Veränderungen von zeitlichen Mustern in der Alltagsmobilität in der COVID-19-Pandemie

  • Die Alltagsmobilität der Deutschen ist zu großen Teilen von festen (zeitlichen) Mustern geprägt. So führt beispielsweise der geregelte Arbeitsalltag vieler Erwerbstätiger zu regelmäßigen Pendelwegen zu festen Uhrzeiten. Die zeitlichen Muster der Alltagsmobilität können, differenziert nach Wegezweck und Wochentag, als sogenannte Tagesganglinien visualisiert werden. Die Daten des Deutschen Mobilitätspanels (MOP) zeigen, dass die Tagesganglinien in den Jahren vor 2019 jeweils nahezu identisch waren. Durch die COVID-19-Pandemie wurde jedoch der Alltag vieler Menschen auf den Kopf gestellt, weshalb sich in den Jahren 2020 und 2021 auch die Tagesganglinien im Vergleich zu den Vorjahren verändert haben dürften. Hierauf deuten auch bereits Studien aus mehreren Ländern hin. Mit den Daten des MOP wurde eine solche Auswertung für die Alltagsmobilität der Deutschen jedoch bisher noch nicht durchgeführt.

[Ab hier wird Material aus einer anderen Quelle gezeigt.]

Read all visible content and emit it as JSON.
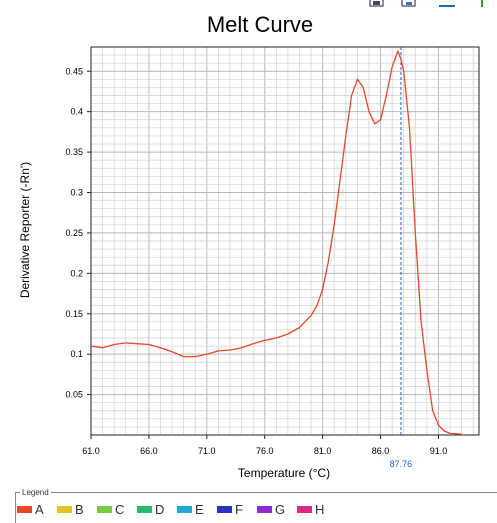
{
  "chart_data": {
    "type": "line",
    "title": "Melt Curve",
    "xlabel": "Temperature (°C)",
    "ylabel": "Derivative Reporter (-Rn')",
    "xlim": [
      61.0,
      94.5
    ],
    "ylim": [
      0,
      0.48
    ],
    "x_ticks": [
      "61.0",
      "66.0",
      "71.0",
      "76.0",
      "81.0",
      "86.0",
      "91.0"
    ],
    "y_ticks": [
      "0.05",
      "0.1",
      "0.15",
      "0.2",
      "0.25",
      "0.3",
      "0.35",
      "0.4",
      "0.45"
    ],
    "grid": true,
    "marker": {
      "x": 87.76,
      "label": "87.76",
      "color": "#1f5fd0"
    },
    "series": [
      {
        "color": "#e8472a",
        "x": [
          61.0,
          62.0,
          63.0,
          64.0,
          65.0,
          66.0,
          67.0,
          68.0,
          69.0,
          70.0,
          71.0,
          72.0,
          73.0,
          74.0,
          75.0,
          76.0,
          77.0,
          78.0,
          79.0,
          80.0,
          80.5,
          81.0,
          81.5,
          82.0,
          82.5,
          83.0,
          83.5,
          84.0,
          84.5,
          85.0,
          85.5,
          86.0,
          86.5,
          87.0,
          87.5,
          87.76,
          88.0,
          88.5,
          89.0,
          89.5,
          90.0,
          90.5,
          91.0,
          91.5,
          92.0,
          93.0
        ],
        "y": [
          0.11,
          0.108,
          0.112,
          0.114,
          0.113,
          0.112,
          0.108,
          0.103,
          0.097,
          0.097,
          0.1,
          0.104,
          0.105,
          0.108,
          0.113,
          0.117,
          0.12,
          0.125,
          0.133,
          0.148,
          0.16,
          0.18,
          0.215,
          0.26,
          0.315,
          0.37,
          0.42,
          0.44,
          0.43,
          0.4,
          0.385,
          0.39,
          0.42,
          0.455,
          0.475,
          0.465,
          0.45,
          0.38,
          0.25,
          0.14,
          0.08,
          0.03,
          0.012,
          0.005,
          0.002,
          0.001
        ]
      }
    ]
  },
  "legend": {
    "title": "Legend",
    "items": [
      {
        "label": "A",
        "color": "#e8472a"
      },
      {
        "label": "B",
        "color": "#e3c321"
      },
      {
        "label": "C",
        "color": "#7ac943"
      },
      {
        "label": "D",
        "color": "#2bb673"
      },
      {
        "label": "E",
        "color": "#1fa8d6"
      },
      {
        "label": "F",
        "color": "#2a35b8"
      },
      {
        "label": "G",
        "color": "#8a2bd6"
      },
      {
        "label": "H",
        "color": "#d62b8a"
      }
    ]
  },
  "toolbar": {
    "icons": [
      "save-icon",
      "export-icon",
      "lines-icon",
      "more-icon"
    ]
  }
}
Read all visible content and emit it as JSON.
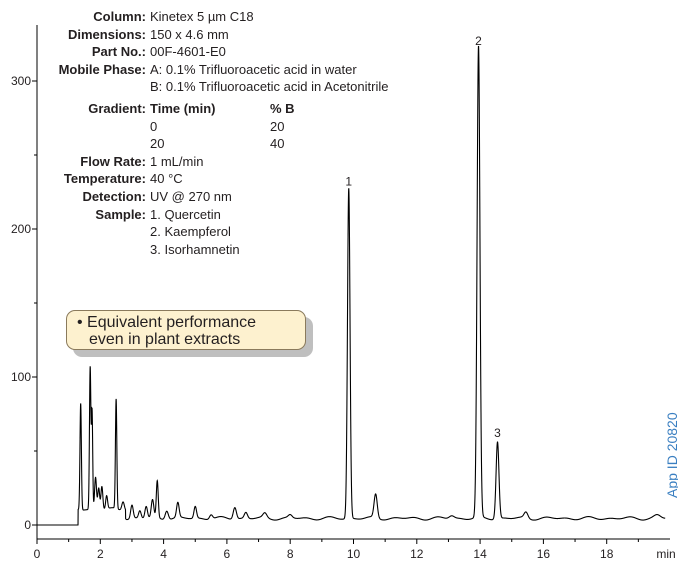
{
  "conditions": [
    {
      "label": "Column:",
      "value": "Kinetex 5 µm C18"
    },
    {
      "label": "Dimensions:",
      "value": "150 x 4.6 mm"
    },
    {
      "label": "Part No.:",
      "value": "00F-4601-E0"
    },
    {
      "label": "Mobile Phase:",
      "value": "A: 0.1% Trifluoroacetic acid in water",
      "value2": "B: 0.1% Trifluoroacetic acid in Acetonitrile"
    }
  ],
  "gradient": {
    "label": "Gradient:",
    "col_time": "Time (min)",
    "col_b": "% B",
    "rows": [
      {
        "time": "0",
        "b": "20"
      },
      {
        "time": "20",
        "b": "40"
      }
    ]
  },
  "conditions_after": [
    {
      "label": "Flow Rate:",
      "value": "1 mL/min"
    },
    {
      "label": "Temperature:",
      "value": "40 °C"
    },
    {
      "label": "Detection:",
      "value": "UV @ 270 nm"
    }
  ],
  "sample": {
    "label": "Sample:",
    "items": [
      "1. Quercetin",
      "2. Kaempferol",
      "3. Isorhamnetin"
    ]
  },
  "callout": {
    "line1": "• Equivalent performance",
    "line2": "even in plant extracts"
  },
  "app_id": "App ID 20820",
  "chart_data": {
    "type": "line",
    "x_unit_label": "min",
    "xlim": [
      0,
      20
    ],
    "ylim": [
      -10,
      330
    ],
    "x_ticks": [
      0,
      2,
      4,
      6,
      8,
      10,
      12,
      14,
      16,
      18
    ],
    "y_ticks": [
      0,
      100,
      200,
      300
    ],
    "line_color": "#000000",
    "baseline": 5,
    "peaks": [
      {
        "x": 1.38,
        "height": 72,
        "width": 0.022
      },
      {
        "x": 1.68,
        "height": 96,
        "width": 0.022
      },
      {
        "x": 1.74,
        "height": 66,
        "width": 0.02
      },
      {
        "x": 1.85,
        "height": 22,
        "width": 0.03
      },
      {
        "x": 1.95,
        "height": 15,
        "width": 0.03
      },
      {
        "x": 2.05,
        "height": 16,
        "width": 0.03
      },
      {
        "x": 2.2,
        "height": 9,
        "width": 0.03
      },
      {
        "x": 2.5,
        "height": 74,
        "width": 0.022
      },
      {
        "x": 2.72,
        "height": 6,
        "width": 0.04
      },
      {
        "x": 3.0,
        "height": 9,
        "width": 0.04
      },
      {
        "x": 3.25,
        "height": 5,
        "width": 0.04
      },
      {
        "x": 3.45,
        "height": 8,
        "width": 0.04
      },
      {
        "x": 3.65,
        "height": 12,
        "width": 0.04
      },
      {
        "x": 3.8,
        "height": 25,
        "width": 0.03
      },
      {
        "x": 4.1,
        "height": 6,
        "width": 0.05
      },
      {
        "x": 4.45,
        "height": 10,
        "width": 0.04
      },
      {
        "x": 5.0,
        "height": 8,
        "width": 0.04
      },
      {
        "x": 5.5,
        "height": 3,
        "width": 0.05
      },
      {
        "x": 6.25,
        "height": 8,
        "width": 0.05
      },
      {
        "x": 6.6,
        "height": 4,
        "width": 0.05
      },
      {
        "x": 7.2,
        "height": 3,
        "width": 0.06
      },
      {
        "x": 8.0,
        "height": 2,
        "width": 0.06
      },
      {
        "x": 9.85,
        "height": 223,
        "width": 0.04
      },
      {
        "x": 10.7,
        "height": 16,
        "width": 0.05
      },
      {
        "x": 13.1,
        "height": 2,
        "width": 0.08
      },
      {
        "x": 13.95,
        "height": 318,
        "width": 0.045
      },
      {
        "x": 14.55,
        "height": 52,
        "width": 0.045
      },
      {
        "x": 15.45,
        "height": 4,
        "width": 0.06
      },
      {
        "x": 19.6,
        "height": 2,
        "width": 0.1
      }
    ],
    "peak_labels": [
      {
        "text": "1",
        "x": 9.85,
        "y": 232
      },
      {
        "text": "2",
        "x": 13.95,
        "y": 327
      },
      {
        "text": "3",
        "x": 14.55,
        "y": 62
      }
    ]
  }
}
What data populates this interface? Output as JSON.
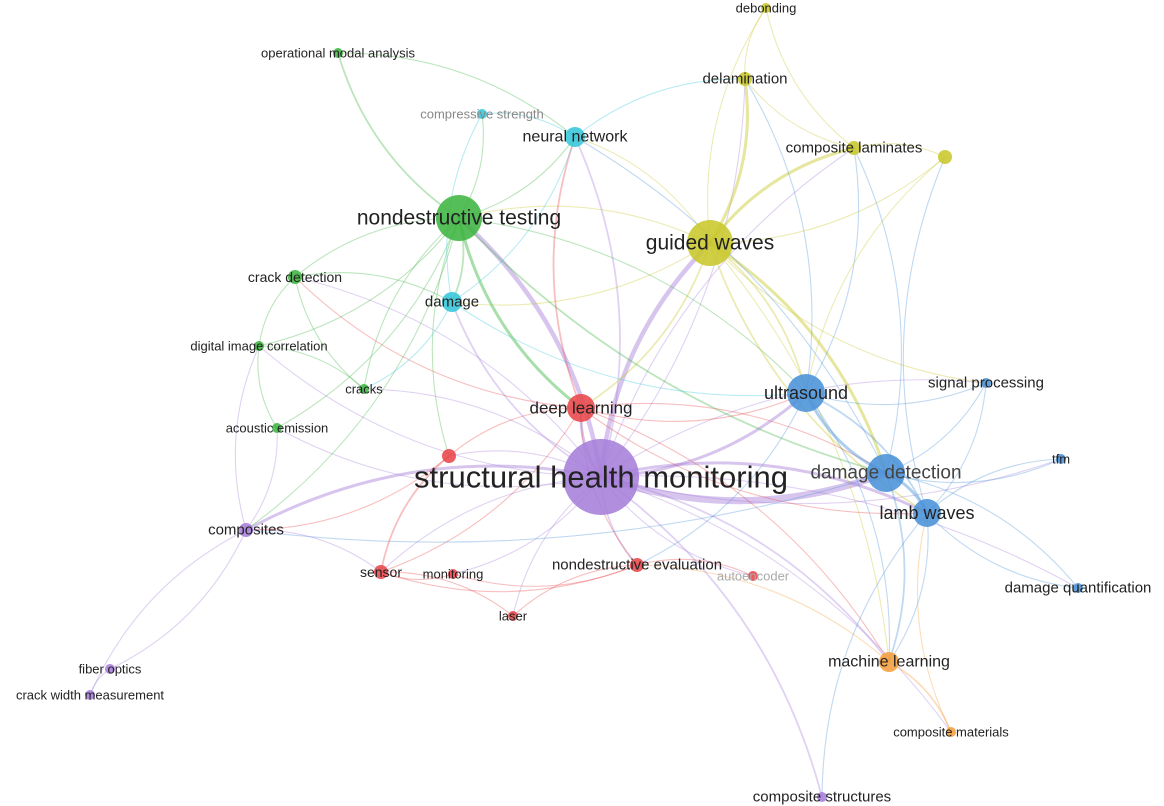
{
  "diagram": {
    "type": "keyword-co-occurrence-network",
    "clusters": {
      "red": "#e8474a",
      "green": "#3fb541",
      "blue": "#4a92d8",
      "yellow": "#c8c72b",
      "purple": "#a67ed9",
      "cyan": "#36c6d9",
      "orange": "#f59e3c"
    },
    "nodes": [
      {
        "id": "shm",
        "label": "structural health monitoring",
        "cluster": "purple",
        "weight": 10
      },
      {
        "id": "ndt",
        "label": "nondestructive testing",
        "cluster": "green",
        "weight": 6
      },
      {
        "id": "gw",
        "label": "guided waves",
        "cluster": "yellow",
        "weight": 6
      },
      {
        "id": "dd",
        "label": "damage detection",
        "cluster": "blue",
        "weight": 5
      },
      {
        "id": "us",
        "label": "ultrasound",
        "cluster": "blue",
        "weight": 5
      },
      {
        "id": "lw",
        "label": "lamb waves",
        "cluster": "blue",
        "weight": 4
      },
      {
        "id": "dl",
        "label": "deep learning",
        "cluster": "red",
        "weight": 4
      },
      {
        "id": "nn",
        "label": "neural network",
        "cluster": "cyan",
        "weight": 3
      },
      {
        "id": "dam",
        "label": "damage",
        "cluster": "cyan",
        "weight": 3
      },
      {
        "id": "cs",
        "label": "compressive strength",
        "cluster": "cyan",
        "weight": 1
      },
      {
        "id": "del",
        "label": "delamination",
        "cluster": "yellow",
        "weight": 2
      },
      {
        "id": "deb",
        "label": "debonding",
        "cluster": "yellow",
        "weight": 1
      },
      {
        "id": "cl",
        "label": "composite laminates",
        "cluster": "yellow",
        "weight": 2
      },
      {
        "id": "yx",
        "label": "",
        "cluster": "yellow",
        "weight": 2
      },
      {
        "id": "oma",
        "label": "operational modal analysis",
        "cluster": "green",
        "weight": 1
      },
      {
        "id": "cd",
        "label": "crack detection",
        "cluster": "green",
        "weight": 2
      },
      {
        "id": "dic",
        "label": "digital image correlation",
        "cluster": "green",
        "weight": 1
      },
      {
        "id": "cr",
        "label": "cracks",
        "cluster": "green",
        "weight": 1
      },
      {
        "id": "ae",
        "label": "acoustic emission",
        "cluster": "green",
        "weight": 1
      },
      {
        "id": "rx",
        "label": "",
        "cluster": "red",
        "weight": 2
      },
      {
        "id": "comp",
        "label": "composites",
        "cluster": "purple",
        "weight": 2
      },
      {
        "id": "sen",
        "label": "sensor",
        "cluster": "red",
        "weight": 2
      },
      {
        "id": "mon",
        "label": "monitoring",
        "cluster": "red",
        "weight": 1
      },
      {
        "id": "las",
        "label": "laser",
        "cluster": "red",
        "weight": 1
      },
      {
        "id": "nde",
        "label": "nondestructive evaluation",
        "cluster": "red",
        "weight": 2
      },
      {
        "id": "ae2",
        "label": "autoencoder",
        "cluster": "red",
        "weight": 1
      },
      {
        "id": "sp",
        "label": "signal processing",
        "cluster": "blue",
        "weight": 1
      },
      {
        "id": "tfm",
        "label": "tfm",
        "cluster": "blue",
        "weight": 1
      },
      {
        "id": "dq",
        "label": "damage quantification",
        "cluster": "blue",
        "weight": 1
      },
      {
        "id": "ml",
        "label": "machine learning",
        "cluster": "orange",
        "weight": 3
      },
      {
        "id": "cm",
        "label": "composite materials",
        "cluster": "orange",
        "weight": 1
      },
      {
        "id": "fo",
        "label": "fiber optics",
        "cluster": "purple",
        "weight": 1
      },
      {
        "id": "cwm",
        "label": "crack width measurement",
        "cluster": "purple",
        "weight": 1
      },
      {
        "id": "cst",
        "label": "composite structures",
        "cluster": "purple",
        "weight": 1
      }
    ],
    "edges": [
      [
        "shm",
        "dd",
        6
      ],
      [
        "shm",
        "gw",
        4
      ],
      [
        "shm",
        "ndt",
        4
      ],
      [
        "shm",
        "dl",
        3
      ],
      [
        "shm",
        "us",
        3
      ],
      [
        "shm",
        "lw",
        3
      ],
      [
        "shm",
        "comp",
        3
      ],
      [
        "shm",
        "cst",
        2
      ],
      [
        "shm",
        "nde",
        2
      ],
      [
        "shm",
        "ml",
        2
      ],
      [
        "shm",
        "nn",
        2
      ],
      [
        "shm",
        "dam",
        2
      ],
      [
        "shm",
        "sen",
        1
      ],
      [
        "shm",
        "cl",
        1
      ],
      [
        "shm",
        "del",
        1
      ],
      [
        "shm",
        "sp",
        1
      ],
      [
        "shm",
        "tfm",
        1
      ],
      [
        "shm",
        "dq",
        1
      ],
      [
        "shm",
        "cr",
        1
      ],
      [
        "shm",
        "ae",
        1
      ],
      [
        "shm",
        "cd",
        1
      ],
      [
        "shm",
        "dic",
        1
      ],
      [
        "shm",
        "las",
        1
      ],
      [
        "shm",
        "mon",
        1
      ],
      [
        "shm",
        "ae2",
        1
      ],
      [
        "shm",
        "cm",
        1
      ],
      [
        "shm",
        "rx",
        1
      ],
      [
        "gw",
        "cl",
        3
      ],
      [
        "gw",
        "del",
        3
      ],
      [
        "gw",
        "dd",
        3
      ],
      [
        "gw",
        "lw",
        2
      ],
      [
        "gw",
        "us",
        2
      ],
      [
        "gw",
        "yx",
        1
      ],
      [
        "gw",
        "dl",
        2
      ],
      [
        "gw",
        "ndt",
        1
      ],
      [
        "gw",
        "dam",
        1
      ],
      [
        "gw",
        "sp",
        1
      ],
      [
        "gw",
        "ml",
        1
      ],
      [
        "gw",
        "nn",
        1
      ],
      [
        "gw",
        "deb",
        1
      ],
      [
        "ndt",
        "dl",
        3
      ],
      [
        "ndt",
        "oma",
        2
      ],
      [
        "ndt",
        "nn",
        1
      ],
      [
        "ndt",
        "dam",
        2
      ],
      [
        "ndt",
        "cd",
        1
      ],
      [
        "ndt",
        "dic",
        1
      ],
      [
        "ndt",
        "cr",
        1
      ],
      [
        "ndt",
        "ae",
        1
      ],
      [
        "ndt",
        "dd",
        2
      ],
      [
        "ndt",
        "us",
        1
      ],
      [
        "ndt",
        "rx",
        1
      ],
      [
        "ndt",
        "comp",
        1
      ],
      [
        "ndt",
        "cs",
        1
      ],
      [
        "dl",
        "nn",
        2
      ],
      [
        "dl",
        "us",
        1
      ],
      [
        "dl",
        "dd",
        1
      ],
      [
        "dl",
        "nde",
        1
      ],
      [
        "dl",
        "sen",
        1
      ],
      [
        "dl",
        "rx",
        1
      ],
      [
        "dl",
        "cd",
        1
      ],
      [
        "dl",
        "lw",
        1
      ],
      [
        "dl",
        "ml",
        1
      ],
      [
        "us",
        "dd",
        3
      ],
      [
        "us",
        "lw",
        2
      ],
      [
        "us",
        "sp",
        1
      ],
      [
        "us",
        "nde",
        1
      ],
      [
        "us",
        "del",
        1
      ],
      [
        "us",
        "ml",
        1
      ],
      [
        "us",
        "cl",
        1
      ],
      [
        "dd",
        "lw",
        3
      ],
      [
        "dd",
        "tfm",
        1
      ],
      [
        "dd",
        "dq",
        1
      ],
      [
        "dd",
        "sp",
        1
      ],
      [
        "dd",
        "ml",
        2
      ],
      [
        "dd",
        "nn",
        1
      ],
      [
        "dd",
        "comp",
        1
      ],
      [
        "dd",
        "cl",
        1
      ],
      [
        "lw",
        "tfm",
        1
      ],
      [
        "lw",
        "dq",
        1
      ],
      [
        "lw",
        "ml",
        1
      ],
      [
        "lw",
        "cst",
        1
      ],
      [
        "lw",
        "yx",
        1
      ],
      [
        "lw",
        "sp",
        1
      ],
      [
        "ml",
        "cm",
        2
      ],
      [
        "ml",
        "nde",
        1
      ],
      [
        "comp",
        "fo",
        1
      ],
      [
        "comp",
        "cwm",
        1
      ],
      [
        "comp",
        "dic",
        1
      ],
      [
        "comp",
        "ae",
        1
      ],
      [
        "comp",
        "sen",
        1
      ],
      [
        "sen",
        "mon",
        1
      ],
      [
        "sen",
        "las",
        1
      ],
      [
        "sen",
        "nde",
        1
      ],
      [
        "sen",
        "rx",
        2
      ],
      [
        "mon",
        "nde",
        1
      ],
      [
        "nde",
        "ae2",
        1
      ],
      [
        "nde",
        "las",
        1
      ],
      [
        "nn",
        "dam",
        1
      ],
      [
        "nn",
        "cs",
        1
      ],
      [
        "nn",
        "del",
        1
      ],
      [
        "cd",
        "dic",
        1
      ],
      [
        "cd",
        "dam",
        1
      ],
      [
        "cd",
        "cr",
        1
      ],
      [
        "dic",
        "cr",
        1
      ],
      [
        "dic",
        "ae",
        1
      ],
      [
        "del",
        "deb",
        1
      ],
      [
        "del",
        "cl",
        1
      ],
      [
        "cl",
        "yx",
        1
      ],
      [
        "deb",
        "cl",
        1
      ],
      [
        "dam",
        "cr",
        1
      ],
      [
        "dam",
        "us",
        1
      ],
      [
        "rx",
        "comp",
        1
      ],
      [
        "fo",
        "cwm",
        1
      ],
      [
        "oma",
        "nn",
        1
      ],
      [
        "cs",
        "dam",
        1
      ],
      [
        "cm",
        "lw",
        1
      ],
      [
        "yx",
        "us",
        1
      ]
    ]
  }
}
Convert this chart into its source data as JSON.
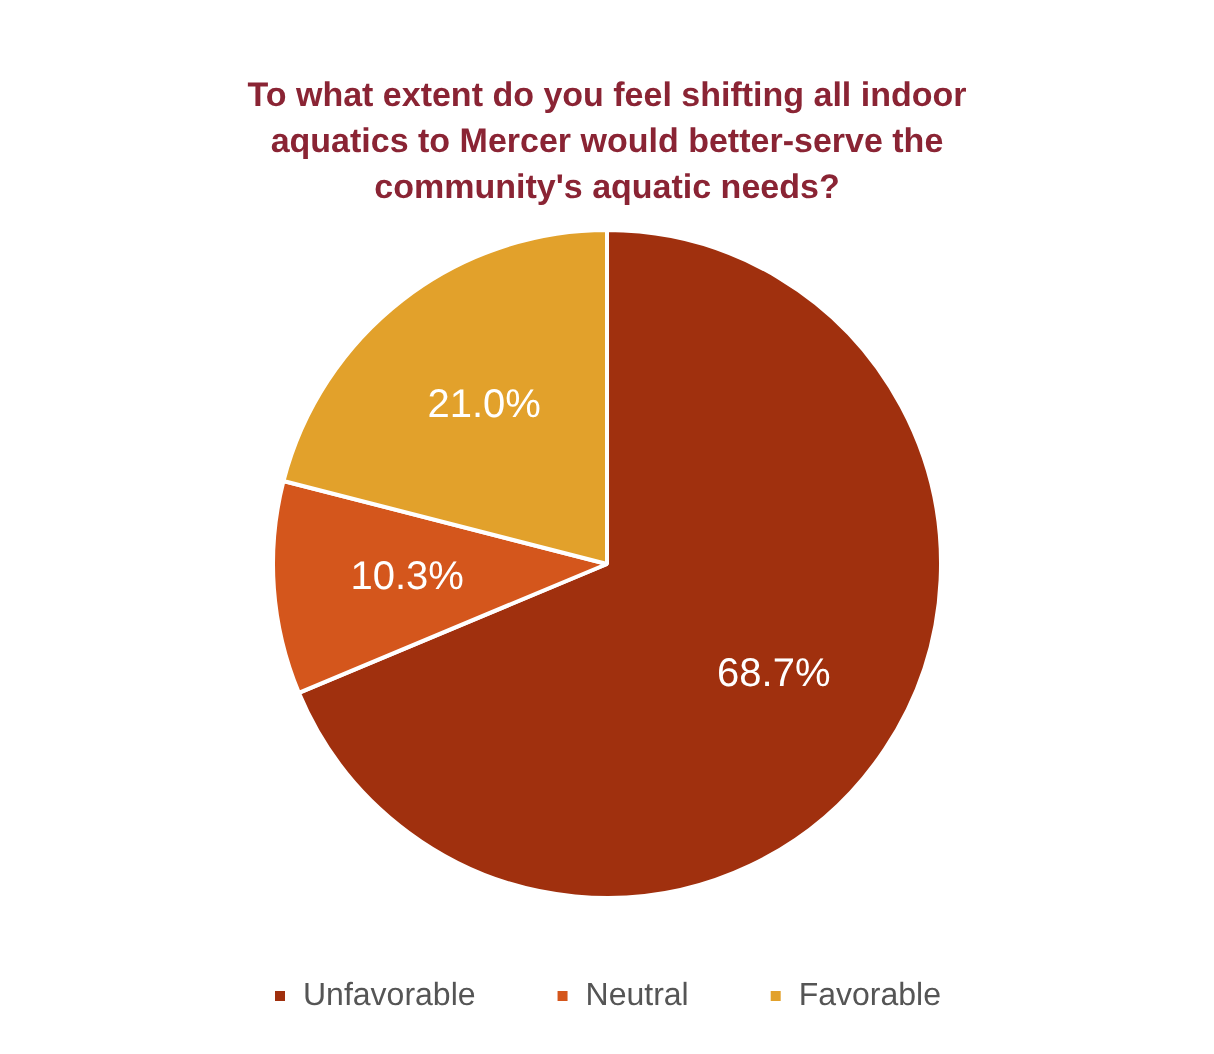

    Im Rahmen dieser Arbeit soll deshalb mithilfe der Daten des MOP untersucht werden, inwieweit sich die zeitlichen Muster der Alltagsmobilität der Deutschen durch die bzw. während der COVID-19-Pandemie verändert haben. Hierzu sollen nach Wegezwecken und Wochentagen differenzierte Tagesganglinien für die Jahre 2020 und 2021, sowie für die Jahre vor dem Ausbruch der COVID-19-Pandemie, erzeugt und miteinander verglichen werden. Für die festgestellten zeitlichen Verschiebungen bzw. Veränderungen bestimmter Tagesganglinien sollen, wenn möglich, die wahrscheinlichen Auslöser identifiziert werden. Die aus der Untersuchung gewonnenen Erkenntnisse sollen zudem in abstrahierter Form mit den Ergebnissen ähnlicher Studien verglichen werden.